De: Louise Freyberger
A: August Bebel
4 de septiembre de 1898
Que Freddy Demuth es hijo de Marx lo sé por el mismo General. El General se mostró muy sorprendido de que Tussy se aferrara con tanta tenacidad a su creencia, y ya entonces me concedió el derecho de que en caso de necesidad contestara a las habladurías sobre que él no trató bien a su hijo. Recordarás que ya te comuniqué esto mucho antes de la muerte del General.
Que Frederick Demuth es hijo de Karl Marx y Helene Demuth lo confirmó pocos días antes de su muerte el General a míster Moore, quien después fue a ver a Tussy en Orpington para comunicárselo. Tussy afirmó que el General mentía, y que hasta entonces él mismo siempre había dicho que él era el padre. Moore regresó de Orpington, volvió a preguntar insistentemente al General, pero el anciano mantuvo su afirmación de que Freddy era hijo de Marx, y comentó a Moore: “Tussy quiere convertir a su padre en un ídolo”.

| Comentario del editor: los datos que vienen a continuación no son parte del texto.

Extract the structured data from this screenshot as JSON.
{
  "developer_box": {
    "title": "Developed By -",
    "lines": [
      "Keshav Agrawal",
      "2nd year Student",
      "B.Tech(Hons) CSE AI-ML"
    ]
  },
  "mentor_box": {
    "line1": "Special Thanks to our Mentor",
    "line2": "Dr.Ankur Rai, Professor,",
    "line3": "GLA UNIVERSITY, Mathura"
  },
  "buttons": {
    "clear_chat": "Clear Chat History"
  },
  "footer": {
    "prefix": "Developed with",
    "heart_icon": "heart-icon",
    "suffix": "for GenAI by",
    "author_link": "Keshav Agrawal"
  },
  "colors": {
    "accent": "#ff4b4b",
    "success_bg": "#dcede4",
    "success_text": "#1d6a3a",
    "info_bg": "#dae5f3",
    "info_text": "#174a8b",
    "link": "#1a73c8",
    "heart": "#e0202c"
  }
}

El domingo, es decir, la víspera de su muerte, el General se lo comunicó personalmente a Tussy escribiéndolo en la pizarrita, y Tussy salió tan afectada que olvidó todo su odio contra mí y se arrojó en mis brazos para llorar amargamente.
El General nos autorizó (a míster Moore, a Ludwig y a mí) a hacer uso de dicha confesión sólo en caso de que se le acusara de mezquindad para con Freddy; dijo que no quería ver mancillado su nombre, y menos aún cuando ya no serviría de nada a nadie.

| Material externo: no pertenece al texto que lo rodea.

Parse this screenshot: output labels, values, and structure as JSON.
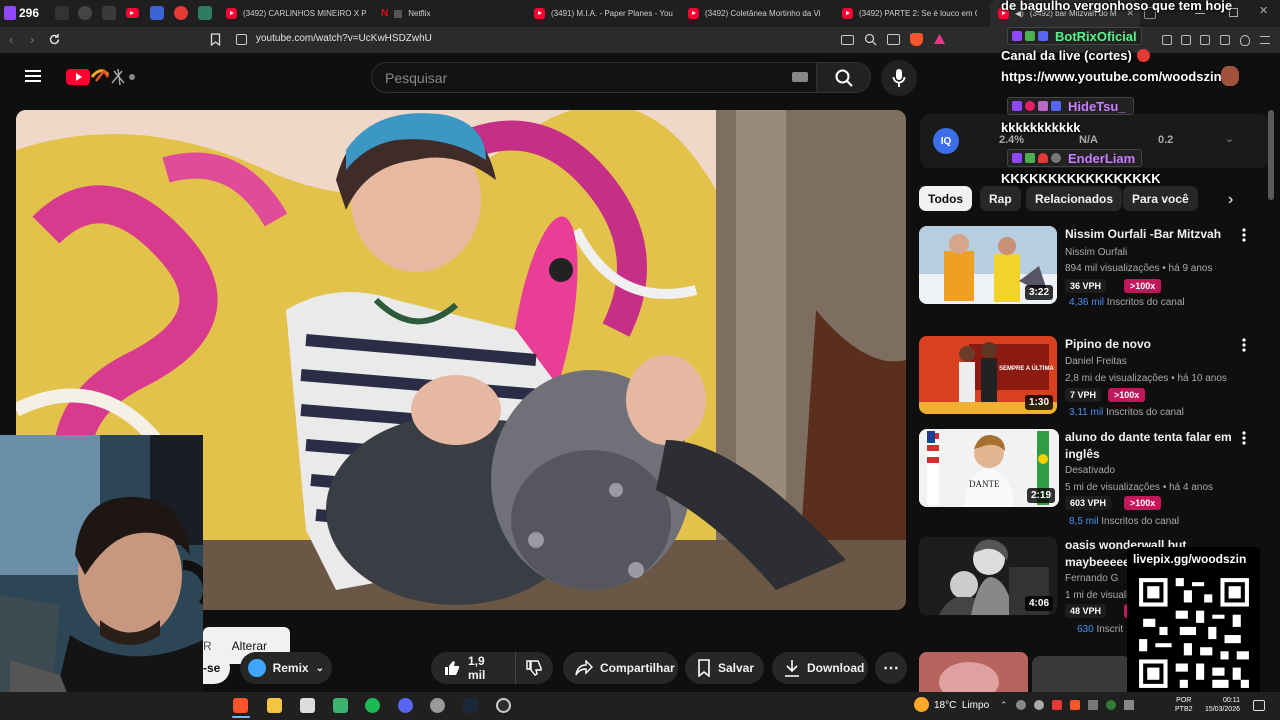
{
  "browser": {
    "tab_counter": "296",
    "tabs": [
      {
        "label": "(3492) CARLINHOS MINEIRO X PA"
      },
      {
        "label": "Netflix"
      },
      {
        "label": "(3491) M.I.A. - Paper Planes - You"
      },
      {
        "label": "(3492) Coletânea Mortinho da Vi"
      },
      {
        "label": "(3492) PARTE 2: Se é louco em Co"
      },
      {
        "label": "(3492) bar Mitzvah do M"
      }
    ],
    "url": "youtube.com/watch?v=UcKwHSDZwhU"
  },
  "youtube": {
    "search_placeholder": "Pesquisar",
    "actions": {
      "remix": "Remix",
      "likes": "1,9 mil",
      "share": "Compartilhar",
      "save": "Salvar",
      "download": "Download"
    },
    "partial_left": {
      "alterar": "Alterar",
      "r": "R",
      "se": "-se"
    },
    "iq": {
      "logo": "IQ",
      "values": [
        "2.4%",
        "N/A",
        "0.2"
      ]
    },
    "chips": [
      "Todos",
      "Rap",
      "Relacionados",
      "Para você"
    ],
    "recommendations": [
      {
        "title": "Nissim Ourfali -Bar Mitzvah",
        "channel": "Nissim Ourfali",
        "meta": "894 mil visualizações • há 9 anos",
        "duration": "3:22",
        "vph": "36 VPH",
        "vph_tag": ">100x",
        "subs_value": "4,36 mil",
        "subs_label": "Inscritos do canal"
      },
      {
        "title": "Pipino de novo",
        "channel": "Daniel Freitas",
        "meta": "2,8 mi de visualizações • há 10 anos",
        "duration": "1:30",
        "vph": "7 VPH",
        "vph_tag": ">100x",
        "subs_value": "3,11 mil",
        "subs_label": "Inscritos do canal",
        "thumb_text": "SEMPRE A ÚLTIMA"
      },
      {
        "title": "aluno do dante tenta falar em inglês",
        "channel": "Desativado",
        "meta": "5 mi de visualizações • há 4 anos",
        "duration": "2:19",
        "vph": "603 VPH",
        "vph_tag": ">100x",
        "subs_value": "8,5 mil",
        "subs_label": "Inscritos do canal",
        "thumb_text": "DANTE"
      },
      {
        "title": "oasis wonderwall but maybeeeee",
        "channel": "Fernando G",
        "meta": "1 mi de visualiz",
        "duration": "4:06",
        "vph": "48 VPH",
        "vph_tag": ">",
        "subs_value": "630",
        "subs_label": "Inscrit"
      }
    ]
  },
  "overlay": {
    "chat": [
      {
        "user": "",
        "message": "de bagulho vergonhoso que tem hoje"
      },
      {
        "user": "BotRixOficial",
        "message": "Canal da live (cortes)"
      },
      {
        "user": "",
        "message": "https://www.youtube.com/woodszin"
      },
      {
        "user": "HideTsu_",
        "message": "kkkkkkkkkkk"
      },
      {
        "user": "EnderLiam",
        "message": "KKKKKKKKKKKKKKKKK"
      }
    ],
    "livepix_label": "livepix.gg/woodszin"
  },
  "taskbar": {
    "weather": "18°C  Limpo",
    "lang_top": "POR",
    "lang_bottom": "PTB2",
    "time": "00:11",
    "date": "15/03/2026"
  },
  "colors": {
    "youtube_red": "#ff0033",
    "vph_tag": "#c2185b",
    "subs_blue": "#4a8ff5",
    "bot_green": "#57f287",
    "user_purple": "#c77dff"
  }
}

Su intervención en favor de Marx había preservado a este último de un grave conflicto doméstico. Aparte de nosotros, míster Moore y las hijas de Marx —creo que Laura se imaginaba la historia, aunque no la supiera directamente—, y también Lessner y Pfander sabían de la existencia del hijo de Marx. Después de la publicación de las cartas de Freddy, Lessner todavía me dijo: “Freddy debe ser probablemente hermano de Tussy, siempre lo hemos sabido, pero nunca pudimos enterarnos dónde se había criado el chico”.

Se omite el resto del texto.